4. I can block applications that annoy me.
If someone throws a sheep at me, that means absolutely nothing to me, so I don’t do anything about it. If someone sends me an invite to an application that doesn’t interest me, I block the application. If a particular person is a repeat offender and sends me invites to applications constantly, I choose to block all invitations from that person. Not because I think that person is a waste of my time; they just use Facebook differently than I do. No big deal.

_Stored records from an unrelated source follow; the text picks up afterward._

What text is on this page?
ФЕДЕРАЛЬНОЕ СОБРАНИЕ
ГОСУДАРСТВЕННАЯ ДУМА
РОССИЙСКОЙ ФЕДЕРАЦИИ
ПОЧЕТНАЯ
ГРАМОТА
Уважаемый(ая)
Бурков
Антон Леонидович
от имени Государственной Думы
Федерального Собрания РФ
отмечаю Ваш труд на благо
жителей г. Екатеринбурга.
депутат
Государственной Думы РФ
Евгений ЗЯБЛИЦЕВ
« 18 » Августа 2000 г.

5. I try not to annoy others.
Sometimes I will take a random, silly quiz just for the fun of it. Who doesn’t want to know which Jane Austen character they are?!?! But if the quiz requires me to send it to others to find out my results, I don’t continue, no matter how badly I want to know if I’m Lizzie or Jane.
6. Pictures!
I love being able to look at the pictures my friends have posted of their families, what they’ve been up to, etc. It makes connection so much more regular and real.
And when I post pictures to help folks keep up with me, I can choose who can see which album.
7. I can import my blog there as “notes.”
That way, people who don’t regularly surf blogs (who are those people?!) can still read my posts if they want to.
8. One word—Prolific!
This is my favorite application, no contest. I’m mildly addicted. Hope I don’t cause any of you who love playing Boggle to stumble.
9. Reading Wall-to-Wall is not spying.
When you see that one of your friends wrote something reporting about their latest vacation or new favorite restaurant on another friend’s wall, you can click Wall-to-Wall and see the conversation. That way you don’t have to email or message that person again and find out the information.
I honestly don’t think it’s spying. It could easily become spying, but you have to use your own judgment. Personally I don’t have time to read everyone’s Wall posts and all their conversations, so I just click on the ones that have pertinent information.
If they wanted the information and conversation to be totally private, they’d send a message instead of a wall post.
10. It’s just fun.
I know from people who work in youth and college ministry that Facebook is a vital tool to their connection with students.
I’m sure that’s true, but I just like it; it’s fun.